Hwang Hyunjin, seorang seniman muda yang masih berumur 21 tahun. Dia memiliki soft spot tersendiri untuk sebuah karya seni, terutama seni lukis. Hyunjin sendiri sudah memiliki studio lukisnya sendiri. Di studionya itulah dia selalu menyelenggarakan pameran karya lukisnya setiap hari Sabtu dan Minggu.
Tak peduli seberapa passionate seorang seniman, pasti pernah merasakan kejenuhan. Kerap kali Hyunjin akan merasa buntu dan tidak tahu harus melukis apa lagi. Karena hal itulah terkadang Hyunjin dilanda stress.
Seperti halnya saat ini, pemuda dengan rambut nyaris sebahu itu duduk di depan kanvas yang masih saja kosong sejak satu jam yang lalu. Kanvas itu harusnya nanti akan terisi dengan lukisan pesanan dari pelanggan Hyunjin, namun Hyunjin benar-benar tidak tahu harus memulai dari mana.
Memang deadline-nya masih lama, Hyunjin masih memiliki waktu lebih dari satu minggu untuk menyelesaikan lukisan pesanan itu.
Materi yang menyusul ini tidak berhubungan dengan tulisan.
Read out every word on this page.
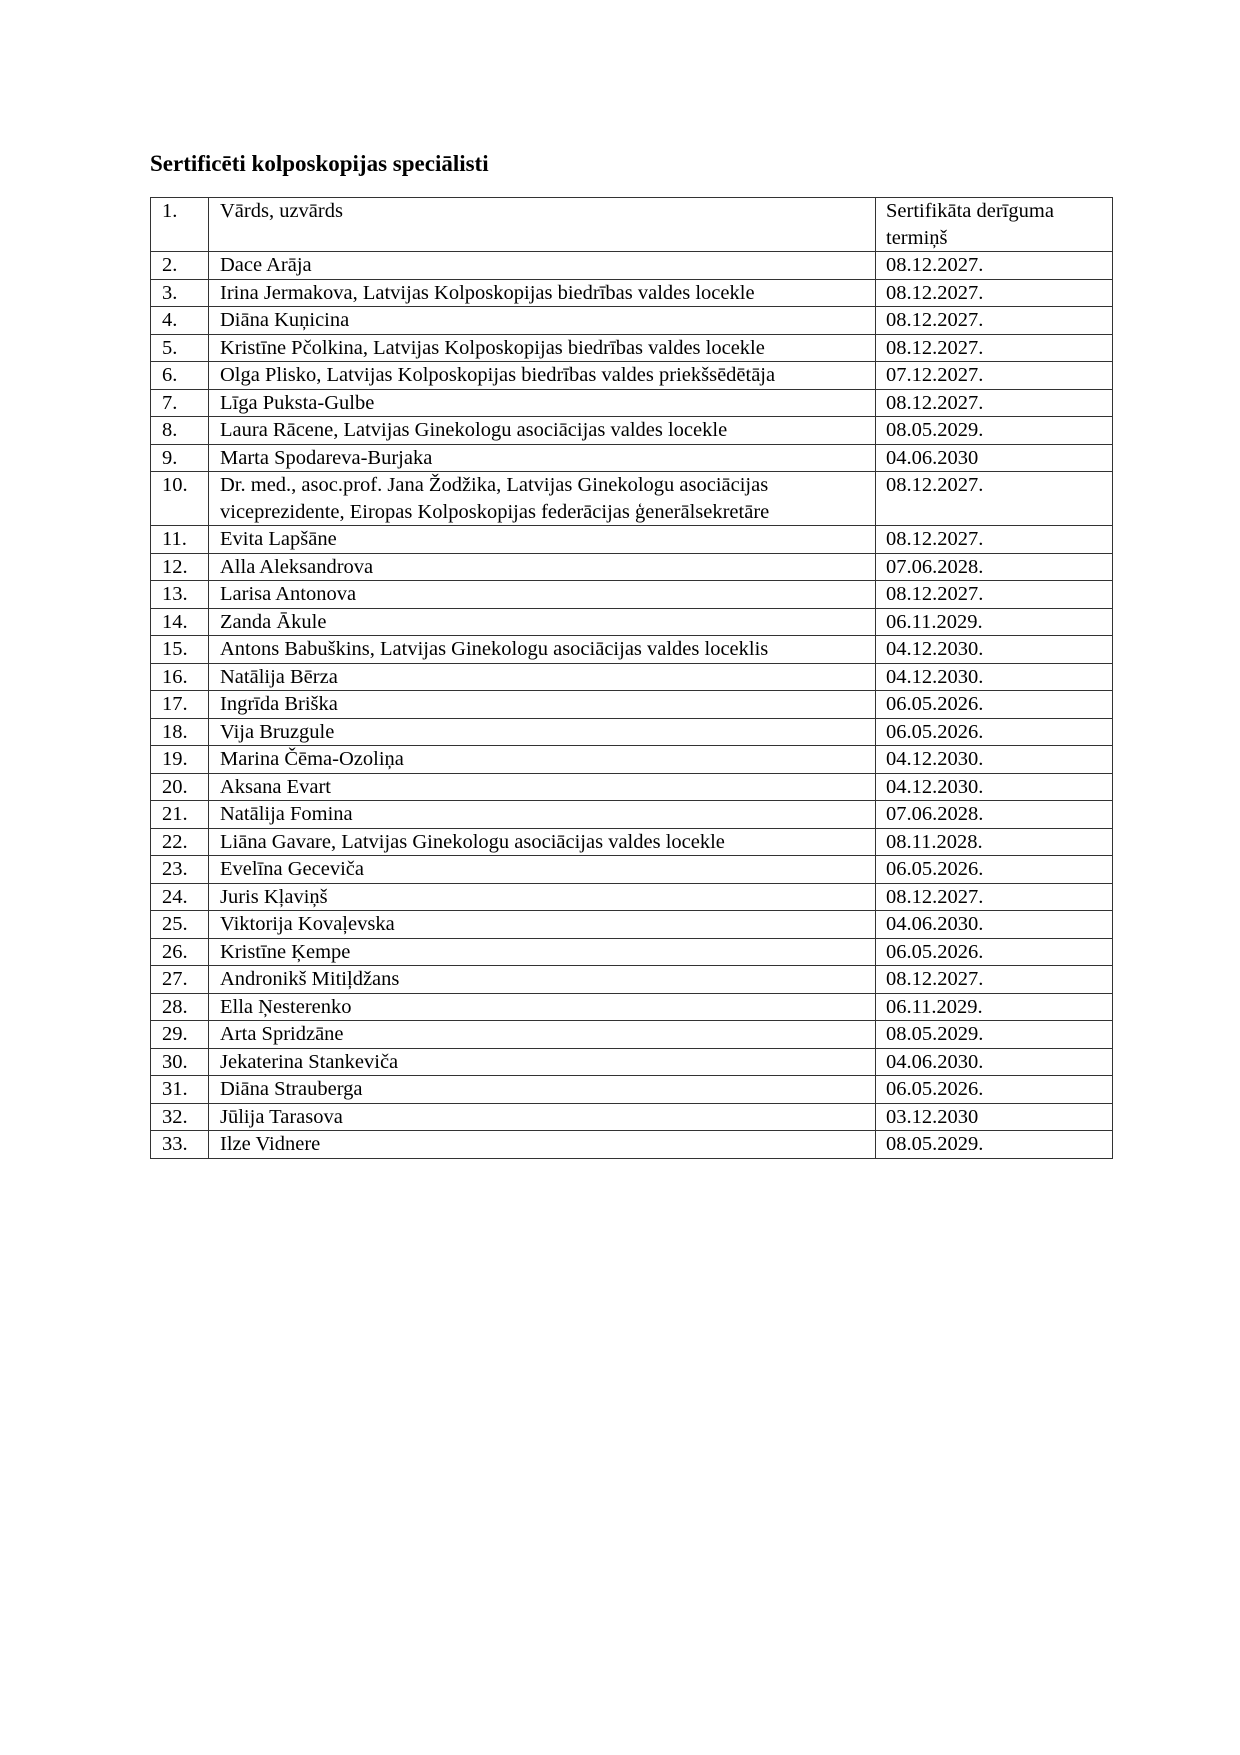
Sertificēti kolposkopijas speciālisti
1.	Vārds, uzvārds	Sertifikāta derīguma termiņš
2.	Dace Arāja	08.12.2027.
3.	Irina Jermakova, Latvijas Kolposkopijas biedrības valdes locekle	08.12.2027.
4.	Diāna Kuņicina	08.12.2027.
5.	Kristīne Pčolkina, Latvijas Kolposkopijas biedrības valdes locekle	08.12.2027.
6.	Olga Plisko, Latvijas Kolposkopijas biedrības valdes priekšsēdētāja	07.12.2027.
7.	Līga Puksta-Gulbe	08.12.2027.
8.	Laura Rācene, Latvijas Ginekologu asociācijas valdes locekle	08.05.2029.
9.	Marta Spodareva-Burjaka	04.06.2030
10.	Dr. med., asoc.prof. Jana Žodžika, Latvijas Ginekologu asociācijas viceprezidente, Eiropas Kolposkopijas federācijas ģenerālsekretāre	08.12.2027.
11.	Evita Lapšāne	08.12.2027.
12.	Alla Aleksandrova	07.06.2028.
13.	Larisa Antonova	08.12.2027.
14.	Zanda Ākule	06.11.2029.
15.	Antons Babuškins, Latvijas Ginekologu asociācijas valdes loceklis	04.12.2030.
16.	Natālija Bērza	04.12.2030.
17.	Ingrīda Briška	06.05.2026.
18.	Vija Bruzgule	06.05.2026.
19.	Marina Čēma-Ozoliņa	04.12.2030.
20.	Aksana Evart	04.12.2030.
21.	Natālija Fomina	07.06.2028.
22.	Liāna Gavare, Latvijas Ginekologu asociācijas valdes locekle	08.11.2028.
23.	Evelīna Geceviča	06.05.2026.
24.	Juris Kļaviņš	08.12.2027.
25.	Viktorija Kovaļevska	04.06.2030.
26.	Kristīne Ķempe	06.05.2026.
27.	Andronikš Mitiļdžans	08.12.2027.
28.	Ella Ņesterenko	06.11.2029.
29.	Arta Spridzāne	08.05.2029.
30.	Jekaterina Stankeviča	04.06.2030.
31.	Diāna Strauberga	06.05.2026.
32.	Jūlija Tarasova	03.12.2030
33.	Ilze Vidnere	08.05.2029.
“Argh!” Hyunjin mengerang frustasi.
Dia rasa dia membutuhkan sebuah hiburan, dan mungkin sesuatu yang dapat membangkitkan inspirasinya. Pemuda itu pun meraih ponselnya untuk menghubungi teman dekatnya, Han Jisung.
“Ji, lo lagi di mana?”
“Di rumah aja. Ngapain?”
“Sibuk?”
“No, I’m doing nothing. Nonton aja sih.”
“Anter gue ke tempat tato langganan elo.”
Terdengar suara batuk dari seberang panggilan. Hyunjin berasumsi bahwa teman dekatnya itu sedang tersedak.
“Hah? Lo mau ngapain, Jin? Mau bikin tato?”
Hyunjin menghela napas. “Ya, gitu deh, Ji. Entah, tiba-tiba pengen bikin tato aja.”
“Oke oke. Gue anter. Tapi pastiin lo bener-bener mau dan ga bakal nyesel nanti sama tato yang lo bikin.”
“Iya, I know, Ji. Gue ke rumah lo ya, sekarang.”
Setelah mendapatkan persetujuan dari Jisung, Hyunjin memutus panggilan. Segera dia bereskan peralatan lukisnya, dia sambar tas dan kunci studio lukis miliknya, lalu keluar dari studio dan tak lupa mengunci pintunya.
Hari sudah menjelang malam, namun tak masalah. Justru malam hari adalah waktu di mana Hyunjin merasa lebih hidup. Kemudian Hyunjin pun memutuskan untuk langsung menuju rumah Jisung.
Hyunjin dan Jisung telah sampai di tattoo shop langganan Jisung. Toko itu didominasi dengan warna hitam, dengan lampu LED berwarna merah membentuk tulisan ‘Mr. CB97’ di atas jendela toko.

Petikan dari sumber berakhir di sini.